# Batching

In deep learning, every optimization step operates on multiple input examples for robust training. Thus, efficient batching is crucial. For image inputs, batching is straightforward; N images are resized to the same height and width and stacked as a 4 dimensional tensor of shape `N x 3 x H x W`

. For meshes, batching is less straightforward.

## Batch modes for meshes

Assume you want to construct a batch containing two meshes, with `mesh1 = (v1: V1 x 3, f1: F1 x 3)`

containing `V1`

vertices and `F1`

faces, and `mesh2 = (v2: V2 x 3, f2: F2 x 3)`

with `V2 (!= V1)`

vertices and `F2 (!= F1)`

faces. The Meshes data structure provides three different ways to batch *heterogeneous* meshes. If `meshes = Meshes(verts = [v1, v2], faces = [f1, f2])`

is an instantiation of the data structure, then

- List: Returns the examples in the batch as a list of tensors. Specifically,
`meshes.verts_list()`

returns the list of vertices`[v1, v2]`

. Similarly,`meshes.faces_list()`

returns the list of faces`[f1, f2]`

. - Padded: The padded representation constructs a tensor by padding the extra values. Specifically,
`meshes.verts_padded()`

returns a tensor of shape`2 x max(V1, V2) x 3`

and pads the extra vertices with`0`

s. Similarly,`meshes.faces_padded()`

returns a tensor of shape`2 x max(F1, F2) x 3`

and pads the extra faces with`-1`

s. - Packed: The packed representation concatenates the examples in the batch into a tensor. In particular,
`meshes.verts_packed()`

returns a tensor of shape`(V1 + V2) x 3`

. Similarly,`meshes.faces_packed()`

returns a tensor of shape`(F1 + F2) x 3`

for the faces. In the packed mode, auxiliary variables are computed that enable efficient conversion between packed and padded or list modes.

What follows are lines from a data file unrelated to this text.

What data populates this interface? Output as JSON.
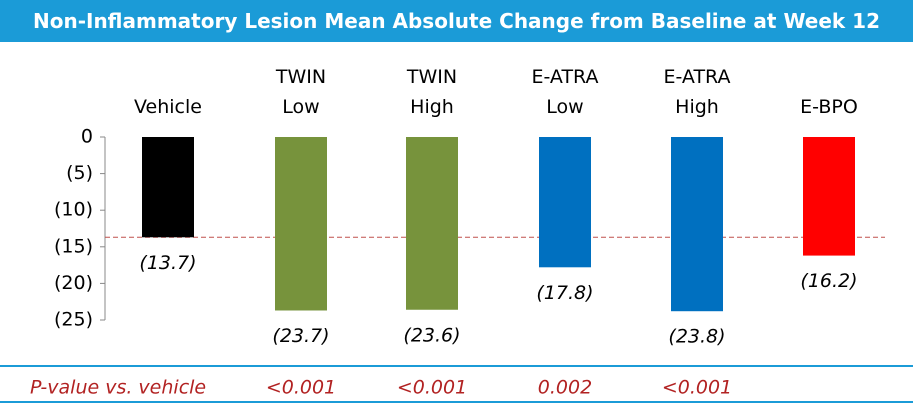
{
  "chart_data": {
    "type": "bar",
    "title": "Non-Inflammatory Lesion Mean Absolute Change from Baseline at Week 12",
    "categories": [
      "Vehicle",
      "TWIN Low",
      "TWIN High",
      "E-ATRA Low",
      "E-ATRA High",
      "E-BPO"
    ],
    "values": [
      -13.7,
      -23.7,
      -23.6,
      -17.8,
      -23.8,
      -16.2
    ],
    "value_labels": [
      "(13.7)",
      "(23.7)",
      "(23.6)",
      "(17.8)",
      "(23.8)",
      "(16.2)"
    ],
    "colors": [
      "#000000",
      "#77933c",
      "#77933c",
      "#0070c0",
      "#0070c0",
      "#ff0000"
    ],
    "ylim": [
      -25,
      0
    ],
    "yticks": [
      0,
      {
        "value": -5,
        "label": "(5)"
      },
      {
        "value": -10,
        "label": "(10)"
      },
      {
        "value": -15,
        "label": "(15)"
      },
      {
        "value": -20,
        "label": "(20)"
      },
      {
        "value": -25,
        "label": "(25)"
      }
    ],
    "p_value_label": "P-value vs. vehicle",
    "p_values": [
      null,
      "<0.001",
      "<0.001",
      "0.002",
      "<0.001",
      null
    ]
  }
}
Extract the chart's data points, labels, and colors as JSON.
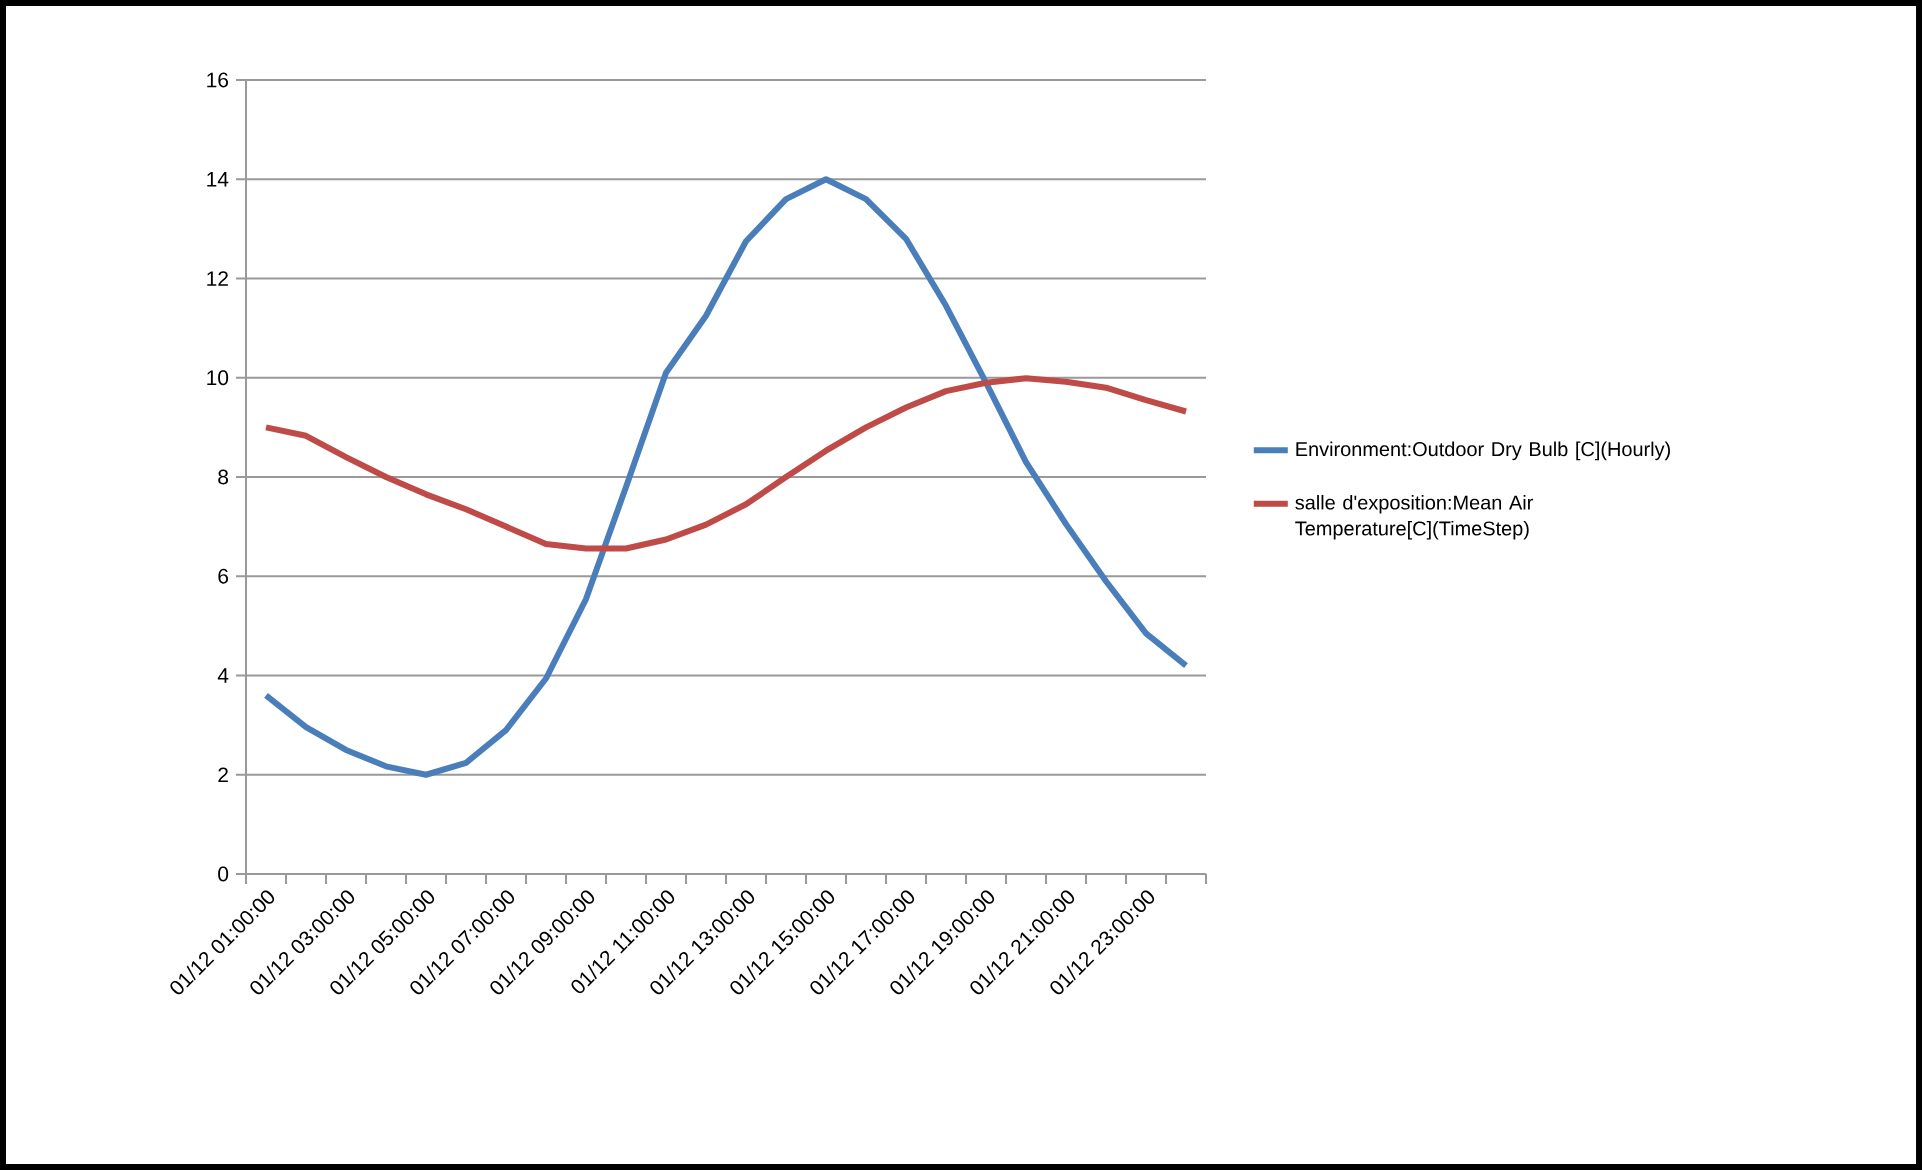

## Use cases for batch modes

The need for different mesh batch modes is inherent to the way PyTorch operators are implemented. To fully utilize the optimized PyTorch ops, the Meshes data structure allows for efficient conversion between the different batch modes. This is crucial when aiming for a fast and efficient training cycle. An example of this is Mesh R-CNN. Here, in the same forward pass different parts of the network assume different inputs, which are computed by converting between the different batch modes. In particular, vert_align assumes a *padded* input tensor while immediately after graph_conv assumes a *packed* input tensor.